Similarly, aid workers say the designation would have a chilling effect on humanitarian groups and private firms dispersing sorely needed supplies to Yemen's embattled civilian population, the bulk of which is on the brink of famine.
Scott Paul, senior manager for humanitarian policy at Oxfam, warned that companies delivering critical supplies to Yemen such as food and fuel could halt their work for fear of any legal scrutiny as a result of the designation.
"Food and medicine, which are covered by licenses, will not be available at the same level they are now. But the main problem isn't going to be that aid will go away, it will decline. The main problem will be that the economy is going to crater," he said.
Saudi Arabia launched a devastating war on its southern neighbor in March 2015 in collaboration with a number of its allied states and with arms and logistics support from the US and several Western countries.

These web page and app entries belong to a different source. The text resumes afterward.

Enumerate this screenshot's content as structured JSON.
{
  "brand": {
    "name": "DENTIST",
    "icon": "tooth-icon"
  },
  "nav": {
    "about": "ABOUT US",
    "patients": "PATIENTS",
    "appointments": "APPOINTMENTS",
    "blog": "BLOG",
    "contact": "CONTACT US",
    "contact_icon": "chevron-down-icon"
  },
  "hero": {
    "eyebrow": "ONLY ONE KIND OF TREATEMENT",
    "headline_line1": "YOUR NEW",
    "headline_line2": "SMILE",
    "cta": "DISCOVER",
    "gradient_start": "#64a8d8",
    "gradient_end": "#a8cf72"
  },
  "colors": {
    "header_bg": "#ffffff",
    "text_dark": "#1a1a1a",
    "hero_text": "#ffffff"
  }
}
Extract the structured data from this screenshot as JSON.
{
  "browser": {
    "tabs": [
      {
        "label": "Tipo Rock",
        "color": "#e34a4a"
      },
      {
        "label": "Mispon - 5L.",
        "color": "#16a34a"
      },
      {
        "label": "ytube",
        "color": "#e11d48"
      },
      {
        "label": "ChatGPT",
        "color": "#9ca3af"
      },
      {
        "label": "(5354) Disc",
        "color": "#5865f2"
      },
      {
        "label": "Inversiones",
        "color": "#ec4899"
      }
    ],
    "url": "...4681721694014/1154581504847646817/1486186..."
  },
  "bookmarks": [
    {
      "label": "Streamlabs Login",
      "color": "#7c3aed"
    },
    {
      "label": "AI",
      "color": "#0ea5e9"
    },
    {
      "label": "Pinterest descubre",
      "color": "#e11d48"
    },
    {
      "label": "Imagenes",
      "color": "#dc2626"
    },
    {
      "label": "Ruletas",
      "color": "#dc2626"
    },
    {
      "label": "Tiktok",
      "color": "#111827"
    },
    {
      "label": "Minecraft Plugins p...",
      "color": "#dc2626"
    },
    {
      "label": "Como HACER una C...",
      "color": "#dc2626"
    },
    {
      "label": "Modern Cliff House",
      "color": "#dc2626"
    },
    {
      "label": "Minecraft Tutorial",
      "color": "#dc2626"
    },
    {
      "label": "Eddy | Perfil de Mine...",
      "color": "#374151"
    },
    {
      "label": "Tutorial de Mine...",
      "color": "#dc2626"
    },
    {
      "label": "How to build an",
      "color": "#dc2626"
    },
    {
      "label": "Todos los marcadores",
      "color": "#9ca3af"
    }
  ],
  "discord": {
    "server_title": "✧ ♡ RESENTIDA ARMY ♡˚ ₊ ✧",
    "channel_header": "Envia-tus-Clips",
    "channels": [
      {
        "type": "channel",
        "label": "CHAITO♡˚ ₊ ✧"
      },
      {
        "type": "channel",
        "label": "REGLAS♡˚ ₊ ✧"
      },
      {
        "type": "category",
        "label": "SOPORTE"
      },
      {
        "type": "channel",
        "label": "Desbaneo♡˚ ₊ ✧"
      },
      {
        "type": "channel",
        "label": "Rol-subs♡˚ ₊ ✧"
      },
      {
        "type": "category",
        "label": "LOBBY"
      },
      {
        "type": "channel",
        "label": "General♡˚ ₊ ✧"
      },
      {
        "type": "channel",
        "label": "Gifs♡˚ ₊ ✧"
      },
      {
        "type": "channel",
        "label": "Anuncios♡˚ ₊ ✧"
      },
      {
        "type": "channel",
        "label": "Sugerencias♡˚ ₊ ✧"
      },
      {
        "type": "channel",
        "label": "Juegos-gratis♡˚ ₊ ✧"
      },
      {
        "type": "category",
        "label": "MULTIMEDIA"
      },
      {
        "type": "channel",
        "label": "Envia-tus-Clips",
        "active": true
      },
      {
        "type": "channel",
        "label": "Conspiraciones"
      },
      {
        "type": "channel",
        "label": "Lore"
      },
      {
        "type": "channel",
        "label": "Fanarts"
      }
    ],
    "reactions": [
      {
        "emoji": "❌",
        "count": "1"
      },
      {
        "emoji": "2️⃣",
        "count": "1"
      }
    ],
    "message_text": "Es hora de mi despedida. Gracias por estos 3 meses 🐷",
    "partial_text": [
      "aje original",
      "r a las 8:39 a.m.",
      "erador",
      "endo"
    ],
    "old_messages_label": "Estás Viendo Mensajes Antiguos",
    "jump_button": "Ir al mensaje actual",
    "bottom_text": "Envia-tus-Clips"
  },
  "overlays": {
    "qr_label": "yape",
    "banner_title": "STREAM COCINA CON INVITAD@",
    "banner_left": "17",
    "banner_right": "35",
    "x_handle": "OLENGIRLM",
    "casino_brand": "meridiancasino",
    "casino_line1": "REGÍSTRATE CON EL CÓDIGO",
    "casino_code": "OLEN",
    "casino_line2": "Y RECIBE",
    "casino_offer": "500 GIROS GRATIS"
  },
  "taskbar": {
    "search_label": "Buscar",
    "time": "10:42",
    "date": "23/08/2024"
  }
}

The aim was to return to power the former Riyadh-backed regime and crush the popular Ansarullah movement which has been running state affairs in the absence of an effective government in Yemen.
The war has stopped well shy of all of its goals, despite killing tens of thousands of Yemenis and turning entire Yemen into the scene of the world's worst humanitarian crisis.
The Yemeni army and its allied fighters from the Popular Committees have in recent months gone from strength to strength against the Saudi-led invaders and left Riyadh and its allies bogged down in Yemen.